When using numerical simulation software, the question “Which mesh is the most suitable for object discretization?” often arises. The same geometry can actually be discretized with a coarse or fine grid mesh, which of course affects the accuracy and speed of numerical computation.
Experts in the field of numerical simulation have analyzed computational meshes created in Frost 3D Universal; a 1-km model of an oil pipeline on permafrost serving as the example. It should be noted that the pipeline geometry ‘bends’ through both the Z and Y planes and some pipeline sections penetrate ice layers. Dimensions of created 3D model: length – 1000 m, width – 50 m, depth – 55 m, diameter – 1.2 m. A thin ice layer under the pipeline at the end of a rectangular area is the main feature of our example. The computational domain was discretized with varying quantity of cells in different versions of Frost 3D Universal , with the results shown below.
Pipeline model in 3D
Computational mesh: 1.8 million cells
• Thin ice layer (in blue) under the pipeline was almost lost during computational mesh creation.

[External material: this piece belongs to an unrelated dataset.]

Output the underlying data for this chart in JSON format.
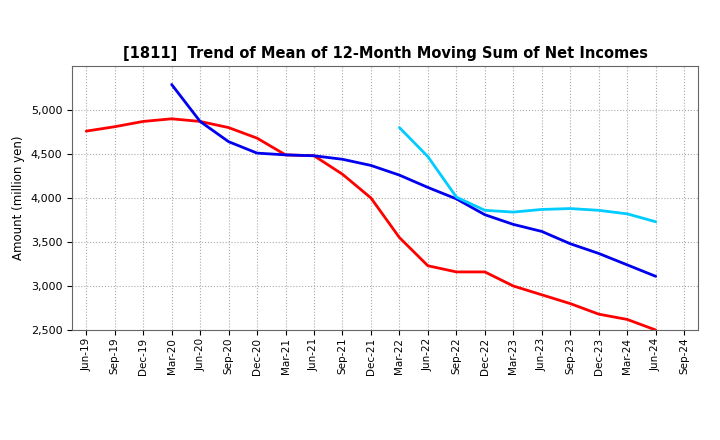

• The 4-m cell size is inappropriate for Stefan problem solving.
• The boundary between thawed and frozen ground was computed with a high degree of inaccuracy; for correct simulation, this model should be discretized with a fine mesh.
Computational mesh: 4.95 million cells
Computational mesh: 19.2 million cells
Program version: multi-core CPU. Zoom of ice layers
• A 4x increase in the number of cells reduces the maximum cell size up to 1 meter and increases computational mesh accuracy.
• Such increase reduces the inaccuracy of thin ice layer discretization.
• More accurate thermal field computation (near pipe bends in Y axes) is possible with significant mesh refinement.
Computational mesh: 54.7 million cells
Program version: multi-core GPU. Zoom of ice layers
• High-resolution of model discretization includes all object geometry (pipeline and thin ice layer).
• The small cell size allows accurate determination of the boundary of phase transition.
• Minimal cell sizes near areas with maximal temperature gradients allow rapid temperature change approximation.
• Negligible inaccuracy of numerical computation via discretization is achieved.
Hence, Frost 3D Universal multicore CPU and GPU versions are the most suitable for qualitative discretization of large computation areas with small elements. Our example involved a thin ice layer, but the same is true for thermal insulation of foundations, borehole thermocases, and similar design elements which significantly impact computation.